Over the course of the first millennium AD, Swahili society was born – still today a vibrant and complex cultural mix of African roots and imported styles; a classic Bantu language with hundreds of Arabic loan words; and a highly nuanced class structure in which claims of overseas ancestry are as critical to high-status families as they are to the Norman aristocracy in Britain or to American descendants of the Mayflower pilgrims.
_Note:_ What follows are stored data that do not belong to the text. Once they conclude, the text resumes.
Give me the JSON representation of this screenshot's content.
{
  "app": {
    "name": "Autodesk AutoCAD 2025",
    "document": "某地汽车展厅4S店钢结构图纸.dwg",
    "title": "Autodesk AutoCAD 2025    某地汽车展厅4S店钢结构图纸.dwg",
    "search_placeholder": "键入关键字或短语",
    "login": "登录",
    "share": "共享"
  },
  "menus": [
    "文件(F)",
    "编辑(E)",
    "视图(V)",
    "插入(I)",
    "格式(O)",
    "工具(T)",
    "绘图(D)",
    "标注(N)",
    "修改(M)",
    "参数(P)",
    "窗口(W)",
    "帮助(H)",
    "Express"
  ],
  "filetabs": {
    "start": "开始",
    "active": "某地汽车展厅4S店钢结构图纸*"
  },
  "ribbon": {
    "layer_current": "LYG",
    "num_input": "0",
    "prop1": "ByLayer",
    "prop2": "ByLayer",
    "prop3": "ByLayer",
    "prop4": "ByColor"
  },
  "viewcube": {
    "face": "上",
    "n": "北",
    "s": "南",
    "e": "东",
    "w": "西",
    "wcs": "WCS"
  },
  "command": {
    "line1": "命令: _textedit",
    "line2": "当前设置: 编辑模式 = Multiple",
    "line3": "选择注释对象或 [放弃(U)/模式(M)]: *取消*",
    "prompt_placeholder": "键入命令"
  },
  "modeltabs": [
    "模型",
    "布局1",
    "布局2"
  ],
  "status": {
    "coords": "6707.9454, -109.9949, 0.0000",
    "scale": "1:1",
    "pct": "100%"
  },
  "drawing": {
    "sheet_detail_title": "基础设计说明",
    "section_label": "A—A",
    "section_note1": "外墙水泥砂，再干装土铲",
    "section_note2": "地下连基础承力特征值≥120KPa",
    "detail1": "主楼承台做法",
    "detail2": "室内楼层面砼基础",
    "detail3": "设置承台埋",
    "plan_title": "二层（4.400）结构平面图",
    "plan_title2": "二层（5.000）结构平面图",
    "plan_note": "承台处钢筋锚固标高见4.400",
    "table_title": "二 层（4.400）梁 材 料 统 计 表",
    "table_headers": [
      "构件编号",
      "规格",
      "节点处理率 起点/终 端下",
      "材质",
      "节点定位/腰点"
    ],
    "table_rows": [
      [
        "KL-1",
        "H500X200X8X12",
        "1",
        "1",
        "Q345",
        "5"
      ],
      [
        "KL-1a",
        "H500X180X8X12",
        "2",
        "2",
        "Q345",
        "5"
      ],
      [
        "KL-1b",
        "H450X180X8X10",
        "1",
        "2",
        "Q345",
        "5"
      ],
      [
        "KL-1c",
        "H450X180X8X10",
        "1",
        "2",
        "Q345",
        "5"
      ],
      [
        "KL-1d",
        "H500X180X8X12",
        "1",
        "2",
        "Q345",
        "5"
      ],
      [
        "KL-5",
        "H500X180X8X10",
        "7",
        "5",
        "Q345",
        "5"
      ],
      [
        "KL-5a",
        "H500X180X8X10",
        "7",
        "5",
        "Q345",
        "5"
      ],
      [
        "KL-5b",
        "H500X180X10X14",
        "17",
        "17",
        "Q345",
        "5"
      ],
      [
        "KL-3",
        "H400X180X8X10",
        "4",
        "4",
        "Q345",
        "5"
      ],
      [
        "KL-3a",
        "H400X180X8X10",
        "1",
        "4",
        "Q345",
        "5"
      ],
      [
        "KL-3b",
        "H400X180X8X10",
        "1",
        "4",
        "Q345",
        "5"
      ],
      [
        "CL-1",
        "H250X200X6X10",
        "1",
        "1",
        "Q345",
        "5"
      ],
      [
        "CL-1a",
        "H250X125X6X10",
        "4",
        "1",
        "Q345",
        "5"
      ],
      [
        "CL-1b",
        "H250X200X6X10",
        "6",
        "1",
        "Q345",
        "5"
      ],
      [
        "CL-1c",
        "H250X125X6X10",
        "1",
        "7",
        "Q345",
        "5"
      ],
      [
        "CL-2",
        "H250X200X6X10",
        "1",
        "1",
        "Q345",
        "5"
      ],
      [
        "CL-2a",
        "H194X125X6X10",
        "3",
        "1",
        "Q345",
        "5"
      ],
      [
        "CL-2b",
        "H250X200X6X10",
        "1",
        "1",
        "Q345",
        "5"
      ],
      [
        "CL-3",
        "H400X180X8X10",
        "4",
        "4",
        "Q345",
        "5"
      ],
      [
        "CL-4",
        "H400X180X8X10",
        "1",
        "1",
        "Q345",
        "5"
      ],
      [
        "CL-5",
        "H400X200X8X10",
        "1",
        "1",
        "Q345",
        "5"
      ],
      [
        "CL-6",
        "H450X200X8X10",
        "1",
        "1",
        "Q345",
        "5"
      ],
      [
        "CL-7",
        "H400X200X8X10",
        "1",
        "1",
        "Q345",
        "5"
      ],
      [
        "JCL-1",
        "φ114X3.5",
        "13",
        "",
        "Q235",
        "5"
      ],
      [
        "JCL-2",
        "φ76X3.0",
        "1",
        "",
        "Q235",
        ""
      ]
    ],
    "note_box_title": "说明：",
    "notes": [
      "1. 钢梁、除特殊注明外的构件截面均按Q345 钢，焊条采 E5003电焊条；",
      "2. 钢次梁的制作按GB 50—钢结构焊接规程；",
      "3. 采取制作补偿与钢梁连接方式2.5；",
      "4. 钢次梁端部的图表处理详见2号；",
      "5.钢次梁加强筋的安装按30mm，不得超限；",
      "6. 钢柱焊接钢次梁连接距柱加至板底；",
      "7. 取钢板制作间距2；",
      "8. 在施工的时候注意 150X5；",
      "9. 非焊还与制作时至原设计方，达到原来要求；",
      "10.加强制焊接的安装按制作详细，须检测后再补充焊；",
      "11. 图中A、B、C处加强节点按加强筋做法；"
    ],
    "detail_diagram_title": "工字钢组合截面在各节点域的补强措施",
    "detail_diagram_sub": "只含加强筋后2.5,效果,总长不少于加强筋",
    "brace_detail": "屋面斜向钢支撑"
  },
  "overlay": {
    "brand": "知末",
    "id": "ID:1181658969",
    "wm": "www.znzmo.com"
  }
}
Fascinating as its history is, most people visit the Kenya coast after the intense experience of a safari, simply to relax on the beach. Kenya beach holidays are the real deal: endless stretches of fine white sand lapped by an azure, bath-warm sea, looking out to the coral reef at the ocean’s edge across a safe expanse of shallow, tidal lagoon. And if you’re in the mood for more wildlife action, a safari in the beautiful Shimba Hills National Park is only a short drive from the coast.
Nairobi
Kenya’s sprawling, traffic-choked capital is an unavoidable stopover on many itineraries, and most people wouldn’t choose to spend longer in Nairobi than necessary. But the city is not nearly as bad as its ‘nairobbery’ reputation might suggest: there are some great hotels and restaurants, and the shopping opportunities – in malls or outdoor curio markets (so-called ‘Maasai markets’) – can be very good. More importantly, Nairobi has some creditable must-sees of its own, of which the standout safari attraction is the remarkable Nairobi National Park, where all the ‘Big Five’, with the exception of elephants, can be seen.